Since I was acting as human traffic shield I knew that I couldn’t actually move to go get them without letting go of all the body-numbing car fighting I had been doing for the last half hour. Fortunately it was at this moment that a bunch of construction workers who had been eating breakfast in the restaurant across the street decided to emerge. I waved one over with what I hoped was a cute but helpless smile, and handed him my phone, while kicking the tires of SUV guy and explaining that he couldn’t park where he wanted to park because I had a moving van coming.
The construction guy ran down the street with my phone. SUV guy tired to run over my feet again, finally the moving van came down the street and SUV realized he was going to have to move. He moved in such a way that he had to move six more times before the van could finally get around him to park in front of my house. And thus the moving began.
The three Korean guys came up the stairs with boxes and asked where to start. I pointed at things and said basically all they need to know.

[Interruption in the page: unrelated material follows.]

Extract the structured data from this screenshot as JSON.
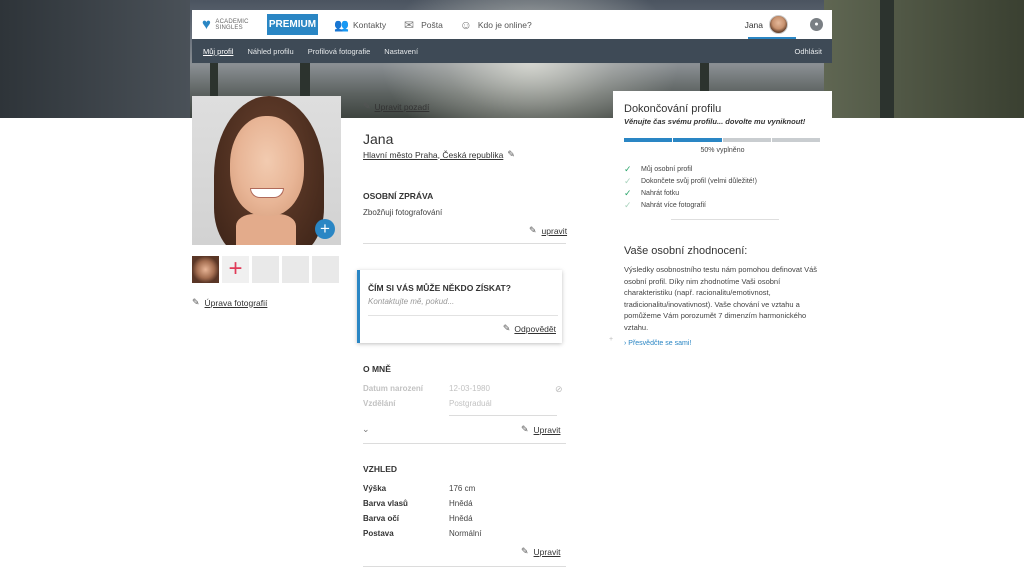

Or, this goes, this is trash. I did this over and over and over again in each of the rooms of my apartment and watched as the moving guys started to pack up the end result of the many years of my life. I watched. It was all I could do. I felt helpless as I watched myself being packed up and slipped into boxes. I wasn’t sure what to say or how. Just trash/not trash. Trash/not trash. The pictures, the love letters, the unnecessary refuse of life, disappeared again, but I fought so hard to hold onto some of it. And in the end some of it made it into boxes; more than I have ever let make it into boxes in the past. I kept sorting, happy that the moving guys would be doing trash and clean up. I brought some extra bags and moved sundries into it that would go over to the Irish. Little things here and there, the various stuff that was not trash. I asked to leave while the guys worked and was told it was okay, so I dashed across town with stuff, taking a bit of break as they worked. Breathing, thinking, not thinking. I held my dog for a little while and then went back to the apartment. At this point my landlord started to call to make arrangements. I headed back over to my old place for round two of the move. Breathing. Thinking. My dog grunted in disapproval as I left for the second time that day.